摘要翻译： 生物威胁检测系统中单个气溶胶颗粒的测量和跟踪速度是使用单束激光源与双折射晶体组合实现的，双折射晶体将激光束分成具有正交偏振的两束光束。 散射光用椭圆反射器收集并且被引导到两个检测通道中，对第一通道中的总弹性散射采样，并在第二通道中采样极化弹性散射。 使用极化通道中的散射光的强度差来识别粒子的位置。 通过采用从极化检测器输出的信号与总散射检测器的比率，可以建立阈值水平以确定穿过两个光束的粒子的存在。 颗粒在穿过两个光束时被时间戳，并且脉冲之间的时间差可以用于测量颗粒的速度。

公开(公告)号：US07812946B1

公开(公告)日：2010-10-12

申请号：US11926196

申请日：2007-10-29

申请人： Dennis K. Killinger ,  Anna Sharikova ,  Vasanthi Sivaprakasam

发明人： Dennis K. Killinger ,  Anna Sharikova ,  Vasanthi Sivaprakasam

IPC分类号： G01J3/30

CPC分类号： G01J3/4406 ,  G01J3/02 ,  G01J3/0208 ,  G01J3/0218 ,  G01J3/0235 ,  G01J3/0264 ,  G01J3/027 ,  G01J3/0297 ,  G01N21/6402 ,  G01N21/6408 ,  G01N33/1826 ,  G01N2021/6471 ,  G01N2021/6484 ,  Y02A20/206

摘要： A method for detecting trace levels of dissolved organic compounds and leached plastic compounds in drinking water includes the steps of employing deep ultraviolet light-emitting diode induced fluorescence at sensitivity levels of several parts per trillion in real time so that a more compact and inexpensive excitation source, relative to a deep UV laser-induced fluorescence, for fluorescence detection of dissolved organic compounds in water is provided.

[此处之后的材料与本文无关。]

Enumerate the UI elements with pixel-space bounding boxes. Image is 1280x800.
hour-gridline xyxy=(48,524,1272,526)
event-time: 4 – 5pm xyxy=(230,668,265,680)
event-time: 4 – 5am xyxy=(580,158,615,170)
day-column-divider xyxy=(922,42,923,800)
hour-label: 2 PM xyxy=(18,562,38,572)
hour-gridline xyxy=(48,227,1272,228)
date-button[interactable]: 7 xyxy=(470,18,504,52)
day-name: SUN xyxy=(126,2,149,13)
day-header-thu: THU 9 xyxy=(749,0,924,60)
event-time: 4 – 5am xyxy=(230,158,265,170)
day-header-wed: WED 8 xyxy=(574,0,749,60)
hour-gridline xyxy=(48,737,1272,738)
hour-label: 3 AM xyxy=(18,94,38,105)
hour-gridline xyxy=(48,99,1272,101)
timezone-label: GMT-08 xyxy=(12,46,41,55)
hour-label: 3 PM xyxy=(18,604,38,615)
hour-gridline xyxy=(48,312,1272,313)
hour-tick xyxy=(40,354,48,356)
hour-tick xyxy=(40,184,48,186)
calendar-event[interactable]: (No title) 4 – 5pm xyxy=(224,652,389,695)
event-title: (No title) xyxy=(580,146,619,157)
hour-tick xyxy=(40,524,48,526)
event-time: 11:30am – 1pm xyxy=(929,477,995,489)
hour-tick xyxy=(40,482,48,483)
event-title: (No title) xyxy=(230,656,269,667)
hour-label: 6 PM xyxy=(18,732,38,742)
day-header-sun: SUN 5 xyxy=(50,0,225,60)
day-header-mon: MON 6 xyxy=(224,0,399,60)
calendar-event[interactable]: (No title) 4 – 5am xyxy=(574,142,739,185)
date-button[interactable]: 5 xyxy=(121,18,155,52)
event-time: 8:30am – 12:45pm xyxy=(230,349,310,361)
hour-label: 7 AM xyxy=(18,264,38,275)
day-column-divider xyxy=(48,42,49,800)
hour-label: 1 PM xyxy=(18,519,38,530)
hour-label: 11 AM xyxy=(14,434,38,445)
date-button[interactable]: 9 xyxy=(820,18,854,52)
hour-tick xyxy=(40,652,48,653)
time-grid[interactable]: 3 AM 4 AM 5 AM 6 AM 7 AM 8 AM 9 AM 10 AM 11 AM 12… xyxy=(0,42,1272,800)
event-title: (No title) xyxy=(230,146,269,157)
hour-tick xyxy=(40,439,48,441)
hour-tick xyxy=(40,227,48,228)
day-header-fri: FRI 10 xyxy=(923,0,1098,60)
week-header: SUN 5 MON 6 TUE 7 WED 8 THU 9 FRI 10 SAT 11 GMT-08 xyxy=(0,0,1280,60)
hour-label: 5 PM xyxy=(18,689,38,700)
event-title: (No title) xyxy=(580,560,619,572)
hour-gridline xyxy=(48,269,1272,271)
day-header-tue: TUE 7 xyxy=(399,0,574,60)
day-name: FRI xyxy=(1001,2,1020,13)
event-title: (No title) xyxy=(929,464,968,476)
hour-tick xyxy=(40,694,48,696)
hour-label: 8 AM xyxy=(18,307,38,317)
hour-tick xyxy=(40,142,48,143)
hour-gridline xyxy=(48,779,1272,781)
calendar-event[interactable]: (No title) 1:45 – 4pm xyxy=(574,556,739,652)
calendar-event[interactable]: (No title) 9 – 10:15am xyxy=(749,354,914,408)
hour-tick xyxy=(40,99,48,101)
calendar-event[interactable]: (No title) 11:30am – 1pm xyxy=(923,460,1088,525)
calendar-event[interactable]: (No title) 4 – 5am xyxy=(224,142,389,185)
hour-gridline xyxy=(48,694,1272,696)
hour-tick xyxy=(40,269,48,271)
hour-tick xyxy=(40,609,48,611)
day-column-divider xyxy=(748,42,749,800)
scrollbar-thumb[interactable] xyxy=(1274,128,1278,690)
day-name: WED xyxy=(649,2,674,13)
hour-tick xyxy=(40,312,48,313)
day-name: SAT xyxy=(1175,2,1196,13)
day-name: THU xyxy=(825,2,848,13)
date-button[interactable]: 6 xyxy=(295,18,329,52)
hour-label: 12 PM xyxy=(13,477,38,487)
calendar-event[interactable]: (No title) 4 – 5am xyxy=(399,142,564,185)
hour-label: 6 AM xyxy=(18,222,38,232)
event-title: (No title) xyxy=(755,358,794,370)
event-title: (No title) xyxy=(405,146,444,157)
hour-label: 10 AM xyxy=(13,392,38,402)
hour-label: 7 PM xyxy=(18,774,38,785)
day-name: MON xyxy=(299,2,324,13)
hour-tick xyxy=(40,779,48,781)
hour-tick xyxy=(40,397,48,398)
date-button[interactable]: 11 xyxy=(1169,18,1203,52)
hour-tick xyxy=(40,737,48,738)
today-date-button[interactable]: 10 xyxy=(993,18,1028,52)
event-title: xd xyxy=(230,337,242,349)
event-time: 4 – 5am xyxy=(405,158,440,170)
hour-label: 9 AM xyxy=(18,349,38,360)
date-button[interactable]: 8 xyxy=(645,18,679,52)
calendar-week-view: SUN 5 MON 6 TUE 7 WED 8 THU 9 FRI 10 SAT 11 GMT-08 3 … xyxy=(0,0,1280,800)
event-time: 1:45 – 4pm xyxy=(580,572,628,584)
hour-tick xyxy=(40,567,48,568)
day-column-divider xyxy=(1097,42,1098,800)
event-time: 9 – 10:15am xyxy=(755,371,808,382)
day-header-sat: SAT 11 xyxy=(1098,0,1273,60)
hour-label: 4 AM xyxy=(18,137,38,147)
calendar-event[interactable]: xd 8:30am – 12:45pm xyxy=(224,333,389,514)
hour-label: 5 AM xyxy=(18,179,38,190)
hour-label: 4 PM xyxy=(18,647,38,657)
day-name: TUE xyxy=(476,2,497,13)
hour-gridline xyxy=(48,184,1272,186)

The deep UV light-emitting diode is operated at an excitation near 265 nm and the laser induced fluorescence is detected at an emission near 450 nm to 500 nm for the dissolved organic compounds and near 310 nm for leached plastic compounds. Optical absorption filters and optical bandpass filters are employed to reduce out-of-band light emitting diode emissions and to eliminate second order optical interference signals for the detection of a fluorescence signal near 450 nm to near 500 nm. The system can measure water contained within a quartz optical cell, within bottled water containers, or in a flowing stream of water.

摘要翻译： 用于检测饮用水中溶解的有机化合物和浸出的塑料化合物的痕量水平的方法包括以下实施方式：实际使用深度紫外发光二极管诱导的荧光，灵敏度为几万亿分之几，使得更紧凑和便宜的激发源 ，相对于深紫外激光诱导的荧光，用于在水中溶解的有机化合物的荧光检测。 深紫外发光二极管在265nm附近的激发下操作，激光诱导的荧光在溶解的有机化合物附近的450nm到500nm的发射下被检测，而对于浸出的塑料化合物，激光诱导的荧光在310nm附近被检测到。 采用光吸收滤光器和光带通滤波器来减少带外发光二极管发射，并消除二阶光干涉信号，以检测450nm至500nm附近的荧光信号。 该系统可以测量石英光学电池内，瓶装水容器内或流动的水流中所含的水。